The group said adopting the proposal would mean “significant funds may be repurposed to broadband programs immediately [and] the Commission will begin to rationalize the current support mechanism for ILECs, by causing support to increase or decrease with success in the marketplace.” Carriers signing were Viaero Wireless, Cellular South, Smith Bagley and Cellular One.

“It seems clear that we're going to have USF reform,” Davis LaFuria of Lukas Nace, a lawyer for the group, said in an interview. “We want it to be competitively neutral. Everyone in this industry should share in the benefits and burdens of universal service.”

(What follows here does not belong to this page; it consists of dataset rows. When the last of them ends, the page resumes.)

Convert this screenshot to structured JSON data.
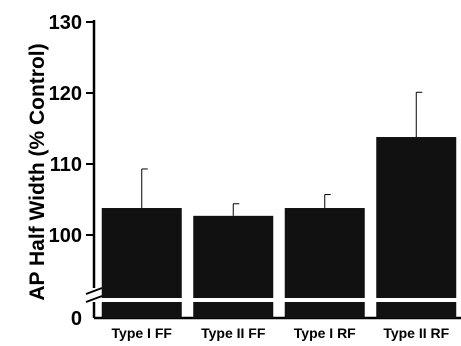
{
  "chart_data": {
    "type": "bar",
    "title": "",
    "xlabel": "",
    "ylabel": "AP Half Width (% Control)",
    "categories": [
      "Type I FF",
      "Type II FF",
      "Type I RF",
      "Type II RF"
    ],
    "values": [
      103.8,
      102.7,
      103.8,
      113.8
    ],
    "errors": [
      5.5,
      1.7,
      1.9,
      6.3
    ],
    "ylim": [
      0,
      130
    ],
    "axis_break": true,
    "yticks": [
      100,
      110,
      120,
      130
    ],
    "yticks_below_break": [
      0
    ],
    "ytick_labels": [
      "100",
      "110",
      "120",
      "130"
    ],
    "ytick_labels_below_break": [
      "0"
    ],
    "grid": false,
    "bar_color": "#111111"
  }
}
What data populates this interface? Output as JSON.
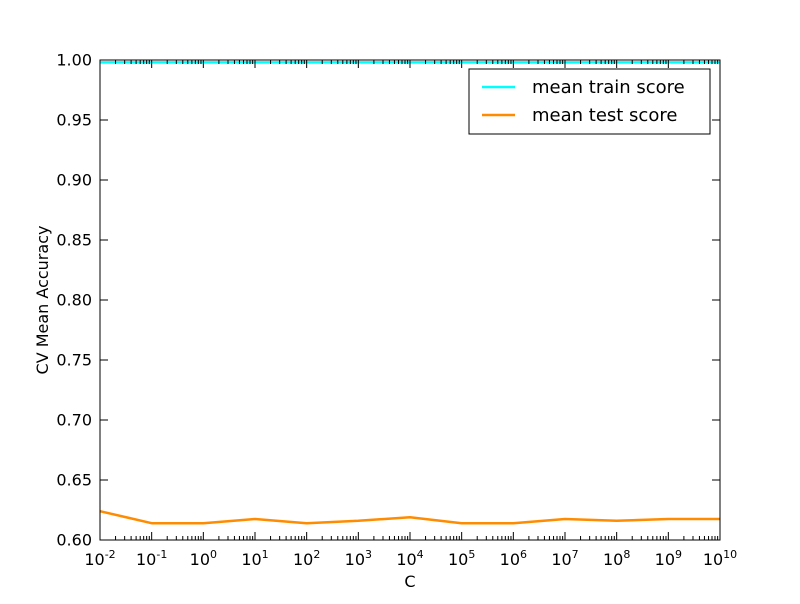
{
  "chart_data": {
    "type": "line",
    "title": "",
    "xlabel": "C",
    "ylabel": "CV Mean Accuracy",
    "xscale": "log",
    "x": [
      0.01,
      0.1,
      1,
      10,
      100,
      1000,
      10000,
      100000,
      1000000,
      10000000,
      100000000,
      1000000000,
      10000000000
    ],
    "xlim": [
      0.01,
      10000000000
    ],
    "ylim": [
      0.6,
      1.0
    ],
    "x_tick_labels": [
      {
        "base": "10",
        "exp": "-2"
      },
      {
        "base": "10",
        "exp": "-1"
      },
      {
        "base": "10",
        "exp": "0"
      },
      {
        "base": "10",
        "exp": "1"
      },
      {
        "base": "10",
        "exp": "2"
      },
      {
        "base": "10",
        "exp": "3"
      },
      {
        "base": "10",
        "exp": "4"
      },
      {
        "base": "10",
        "exp": "5"
      },
      {
        "base": "10",
        "exp": "6"
      },
      {
        "base": "10",
        "exp": "7"
      },
      {
        "base": "10",
        "exp": "8"
      },
      {
        "base": "10",
        "exp": "9"
      },
      {
        "base": "10",
        "exp": "10"
      }
    ],
    "y_ticks": [
      0.6,
      0.65,
      0.7,
      0.75,
      0.8,
      0.85,
      0.9,
      0.95,
      1.0
    ],
    "y_tick_labels": [
      "0.60",
      "0.65",
      "0.70",
      "0.75",
      "0.80",
      "0.85",
      "0.90",
      "0.95",
      "1.00"
    ],
    "grid": false,
    "legend_position": "top-right",
    "series": [
      {
        "name": "mean train score",
        "color": "#00ffff",
        "values": [
          0.998,
          0.998,
          0.998,
          0.998,
          0.998,
          0.998,
          0.998,
          0.998,
          0.998,
          0.998,
          0.998,
          0.998,
          0.998
        ]
      },
      {
        "name": "mean test score",
        "color": "#ff8c00",
        "values": [
          0.624,
          0.614,
          0.614,
          0.6175,
          0.614,
          0.616,
          0.619,
          0.614,
          0.614,
          0.6175,
          0.616,
          0.6175,
          0.6175
        ]
      }
    ]
  }
}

The wireless proposal “ignores the total network theory of how USF support works,” said Joshua Seidemann, vice president regulatory affairs of the Independent Telephone and Telecommunications Alliance, which represents ILECs. “In USF support, carriers come in and they demonstrate the cost of their network, not per-line. There’s a dissonance in talking about a cap on per-line support.” The FCC decided to cap CETC support because it was increasing rapidly, while wireline support was “declining or remaining steady” during the period, he said. “That’s why there was a cap imposed on that segment and they didn’t say, ‘OK, we have to put the interim cap on the other.’ The fact of the matter is ILEC support has been capped for years and it has been operating under a cap.”